On whether contract of employment still runs when employee is under suspension:-
When an employee is under suspension the contract of employment still runs and the employee is deemed to still be in the employment of the employer. In the instant case, the court held that all through to 10th May 2012 (the date the claimant was orally told his services were no longer needed), the claimant must be deemed to still be in the employment of the defendant.

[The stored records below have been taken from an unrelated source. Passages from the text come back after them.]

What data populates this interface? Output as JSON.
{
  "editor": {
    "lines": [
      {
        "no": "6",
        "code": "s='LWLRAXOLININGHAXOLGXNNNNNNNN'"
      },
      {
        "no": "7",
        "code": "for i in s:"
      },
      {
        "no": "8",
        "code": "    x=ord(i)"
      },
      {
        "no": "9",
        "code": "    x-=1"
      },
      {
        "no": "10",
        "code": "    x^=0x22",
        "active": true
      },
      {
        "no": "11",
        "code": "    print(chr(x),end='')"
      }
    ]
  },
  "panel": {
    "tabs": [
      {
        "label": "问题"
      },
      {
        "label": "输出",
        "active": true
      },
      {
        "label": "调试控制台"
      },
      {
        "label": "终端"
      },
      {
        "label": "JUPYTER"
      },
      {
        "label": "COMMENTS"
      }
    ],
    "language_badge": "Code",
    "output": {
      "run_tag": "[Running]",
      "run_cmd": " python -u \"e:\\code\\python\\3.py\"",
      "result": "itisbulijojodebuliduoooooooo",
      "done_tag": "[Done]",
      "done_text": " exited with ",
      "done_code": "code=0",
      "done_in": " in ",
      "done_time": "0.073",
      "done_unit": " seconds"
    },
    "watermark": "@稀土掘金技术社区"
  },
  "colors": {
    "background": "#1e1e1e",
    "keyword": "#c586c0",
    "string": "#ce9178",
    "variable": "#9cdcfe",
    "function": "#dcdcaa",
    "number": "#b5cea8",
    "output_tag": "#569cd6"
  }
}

On consequence of a discharge in a criminal case against as employee:-
In law, a discharge is a favourable termination of the case. In the instant case, the criminal case against the claimant was struck out. This means that the claimant was discharged. The court held that when the claimant was discharged of the accusation against him, the defendant should have paid him the balance of the salary owed him. Thus, the claimant was entitled to his full salary for the period of the interdiction which was from January to 10th May 2012
Final Judgment:-
The Court ruled in favour of the claimant and ordered the defendant to pay to the claimant within 30 days of the judgment, as follows:
- N129,677.41 being arrears of his salaries from January to 10th May 2012
- N64,838.70 being service charge from January to 10th May 2012
- N30,000 being one month’s salary in lieu of notice
- Cost of the suit at N50,000
OPINION:
An employer cannot dismiss or terminate his employee’s employment with retrospective effect with a view to denying him of his vested right to salary.